Mr Fry told the Today show he was out surfing with three friends when he felt a "massive thud".

Dr Fry said he managed to "scramble back on my board, shout at my friends and luckily a wave came, so I just sort of surfed the wave in".

Fry said he learned the technique from professional surfer Mick Fanning.

The 36-year-old was temporarily pulled underwater as the thrashing apex predator turned on him in the notoriously sharky waters of Eastern Cape. "I've just gotten here and I've already been attacked".

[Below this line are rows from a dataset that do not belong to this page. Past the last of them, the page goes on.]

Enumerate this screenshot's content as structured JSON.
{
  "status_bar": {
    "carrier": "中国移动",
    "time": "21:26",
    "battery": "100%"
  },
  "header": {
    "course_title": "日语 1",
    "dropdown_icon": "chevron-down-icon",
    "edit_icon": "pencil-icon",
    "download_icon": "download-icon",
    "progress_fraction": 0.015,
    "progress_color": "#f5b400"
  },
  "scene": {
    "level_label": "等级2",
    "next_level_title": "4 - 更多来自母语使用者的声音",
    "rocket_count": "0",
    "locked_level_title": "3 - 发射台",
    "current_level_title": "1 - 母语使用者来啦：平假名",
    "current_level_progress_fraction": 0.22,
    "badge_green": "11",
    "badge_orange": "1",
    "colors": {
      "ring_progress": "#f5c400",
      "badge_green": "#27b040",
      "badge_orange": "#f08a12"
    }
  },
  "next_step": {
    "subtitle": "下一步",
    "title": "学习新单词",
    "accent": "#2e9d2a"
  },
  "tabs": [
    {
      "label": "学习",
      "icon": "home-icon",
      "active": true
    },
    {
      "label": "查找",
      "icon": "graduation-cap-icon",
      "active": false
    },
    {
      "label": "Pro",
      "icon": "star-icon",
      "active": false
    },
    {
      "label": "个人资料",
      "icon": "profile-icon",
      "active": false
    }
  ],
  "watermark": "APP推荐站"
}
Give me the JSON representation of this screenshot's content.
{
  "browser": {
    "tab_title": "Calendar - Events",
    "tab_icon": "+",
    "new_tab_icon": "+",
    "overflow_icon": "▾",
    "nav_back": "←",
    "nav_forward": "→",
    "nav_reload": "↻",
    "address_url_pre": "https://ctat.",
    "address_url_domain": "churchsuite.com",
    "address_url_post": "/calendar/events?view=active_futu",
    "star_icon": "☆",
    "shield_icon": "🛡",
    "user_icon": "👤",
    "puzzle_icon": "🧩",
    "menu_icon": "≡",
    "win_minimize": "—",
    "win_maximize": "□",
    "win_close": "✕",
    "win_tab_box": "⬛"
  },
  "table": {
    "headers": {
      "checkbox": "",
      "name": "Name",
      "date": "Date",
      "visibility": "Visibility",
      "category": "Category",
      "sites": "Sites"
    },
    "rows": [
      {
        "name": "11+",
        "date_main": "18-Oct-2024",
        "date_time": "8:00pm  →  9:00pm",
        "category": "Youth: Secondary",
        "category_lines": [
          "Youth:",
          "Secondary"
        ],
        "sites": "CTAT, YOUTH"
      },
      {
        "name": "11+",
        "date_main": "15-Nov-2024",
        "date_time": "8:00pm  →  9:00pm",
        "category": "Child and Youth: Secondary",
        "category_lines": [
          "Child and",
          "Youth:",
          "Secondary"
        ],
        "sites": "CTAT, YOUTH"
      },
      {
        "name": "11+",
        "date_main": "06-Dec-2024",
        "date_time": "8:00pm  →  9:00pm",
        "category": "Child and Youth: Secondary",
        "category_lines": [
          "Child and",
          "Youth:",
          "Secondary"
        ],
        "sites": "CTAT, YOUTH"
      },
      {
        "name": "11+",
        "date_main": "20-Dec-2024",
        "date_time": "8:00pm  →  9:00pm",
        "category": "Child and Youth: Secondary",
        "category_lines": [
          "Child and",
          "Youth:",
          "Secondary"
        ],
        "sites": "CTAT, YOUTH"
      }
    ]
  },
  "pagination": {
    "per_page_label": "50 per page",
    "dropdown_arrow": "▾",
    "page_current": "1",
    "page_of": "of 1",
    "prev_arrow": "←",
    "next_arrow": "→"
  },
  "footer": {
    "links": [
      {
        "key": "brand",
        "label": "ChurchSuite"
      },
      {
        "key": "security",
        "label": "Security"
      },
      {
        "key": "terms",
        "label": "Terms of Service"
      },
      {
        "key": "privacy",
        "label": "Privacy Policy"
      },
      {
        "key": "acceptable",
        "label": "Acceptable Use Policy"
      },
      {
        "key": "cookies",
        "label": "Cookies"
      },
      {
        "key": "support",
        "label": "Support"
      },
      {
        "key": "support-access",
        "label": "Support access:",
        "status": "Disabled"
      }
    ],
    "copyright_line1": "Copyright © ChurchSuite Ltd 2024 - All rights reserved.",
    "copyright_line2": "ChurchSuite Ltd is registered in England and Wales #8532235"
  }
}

Fry later told Nine News his mother laughed off the shark attack while his father was a little more concerned.

He is quoted as saying: "I saw its jaw and teeth coming at me". I punched it in the back'.

'It was a nervous swim in.

"It was just pure adrenaline, I genuinely thought I was going to die, like "you're about to be eaten alive by a shark", so everything slowed down, like 'get on your board and surf'".

'It was very hectic, very very hectic'.

The shark left scratches and a small puncture wound on Mr Fry's arm.

He was driven to a nearby hospital by his companions instead.

"It was terrifying but it only lasted five seconds", he told the Daily Telegraph.

Mr Fry received treatment in hospital and has since been discharged.

The beach was closed on Tuesday.

There have been 16 shark encounters and attacks off the island continent's vast coastline this year, including the death of a 17-year-old girl mauled in full view of her parents in Western Australia.

A 10-foot shark was later spotted by a rescue helicopter service near the site of the attack.